Auf dem Kirchentag der IELCH gab es vormittags einen Grundlagenvortrag zur Ekklesiologie mit Gruppendiskussionen zu den Erfahrungen in der eigenen Gemeinde mit den Extremen Einheit – Pluralismus, Kongregationalismus - Zentralismus, starker Pfarrer – starke Beteiligung der Laien. Der Vortrag hat auf angenehme und interessante Art examensrelevantes Wissen geboten. Für mich ist es schön, dass ich jetzt auch die spanischen Begriffe kenne. Durch die Gruppendiskussionen konnten die Gemeindemitglieder dieses Wissen mit den eigenen Erfahrungen verbinden. Am Nachmittag wurde ein Gemeinde- bzw. Kirchenaufbaukonzept von Christian Schwarz vorgestellt. Auch hier wurde wieder in Gruppen gearbeitet. Gemeindenglieder aus in ähnlichen Situationen fanden sich zusammen und sollten Hindernisse, wie auch Potentiale für das Wachsen ihrer Gemeinden zusammentragen. Zudem wurde auch die Zusammenarbeit mit der ILCH als Wachstumsfaktor betrachtet.

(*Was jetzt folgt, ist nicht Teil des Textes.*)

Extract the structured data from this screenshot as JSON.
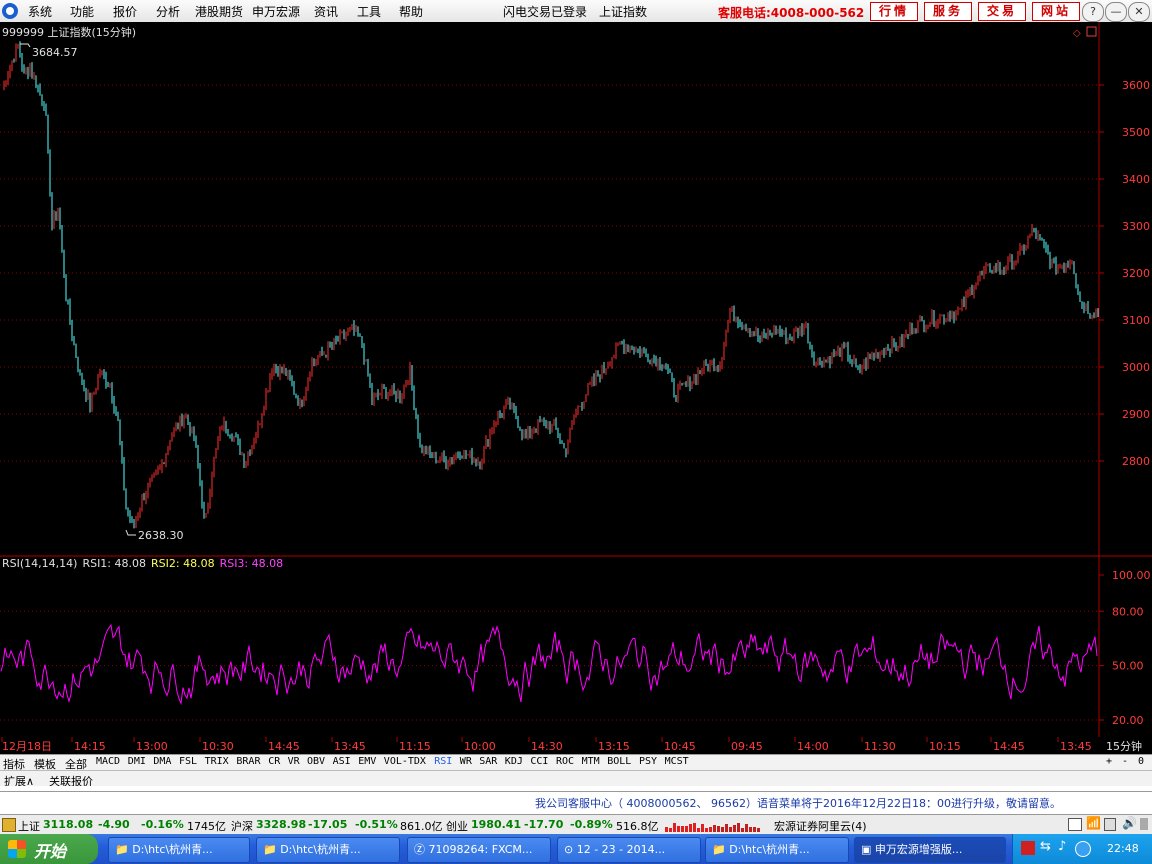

Die Wiedervereinigung der beiden lutherischen Kirchen ist ein eigenes Thema. Ich persönlich kann mittlerweile sehr gut nachvollziehen, warum sich die Wiedervereinigung langsamer gestaltet als gedacht. Die Vorstellungen und auch die Situationen der Gemeindeglieder sind zum Teil sehr unterschiedlich. Ich glaube, dass vor allem die junge Generation und Menschen, wie ich, von außen kommend, welche wesentlich unbefangener sind, dazu beitragen können, dass sich die Beziehungen zwischen beiden Kirchen wieder intensivieren. Mein Mentor hat sich vorgenommen vor allem mit der Versöhnungsgemeinde, die ich noch von meinem Praktikum 2008 kenne, gemeinsame Veranstaltungen zu initiieren, da diese Gemeinde von ihrer Situation her der ILCH am ähnlichsten ist. An dieser Stelle müsste ich nun ausführen, warum denn die lutherische Kirche in Chile überhaupt gespalten ist und immer noch zwei Wege geht. Ich will dies grob in wenigen Sätzen anreißen, möchte aber zu bedenken geben, dass ein kurzer schematischer Abriss schnell zu Vorurteilen führen kann. (Ein in dieser Fragestellung sehr engagierter Kommilitone, Daniel Lenski, hat seine Examensarbeit darüber geschrieben. Er schildert die Umstände und Gründe der Spaltung auf sehr sensible Weise. Er wird seine Arbeit hoffentlich bald veröffentlichen…) Ich habe es bis jetzt so verstanden: In den 70er Jahren fühlte sich die Mehrheit der deutschstämmigen Gemeinden nicht mehr vom damaligen Probst der Kirche, Helmut Frenz, vertreten. Vermutlich ein Grund dafür war sein Einsatz zum Schutz politisch Verfolgter in der Militärdiktatur unter Augusto Pinochet. Man hatte den Eindruck, dass Helmut Frenz nach dem Militärputsch Partei für eine politische Seite ergriffen hatte, während er sich zu den Benachteiligungen, welchen sich einige Kirchenmitglieder unter den Reformen Allendes ausgesetzt sahen nicht geäußert hatte. 1975 trennten sich fast alle deutschstämmigen Gemeinden von den anderen Gemeinden und gründeten eine eigene Kirche, die ILCH. Die politisch verschiedenen Ansichten und Blickwinkel auf die Geschichte Chiles stehen oftmals in Zusammenhang mit der eigenen Herkunft und Situation und erschweren das Verständnis der anderen Position. Noch heute ist die chilenische Gesellschaft, was die jüngste Geschichte des eigenen Landes betrifft gespalten und das durch die lutherische Kirche hindurch. Doch die Grenzen verschwimmen in den Kirchen immer mehr. Die einen sind "nicht so und die anderen so". Das gibt Hoffnung.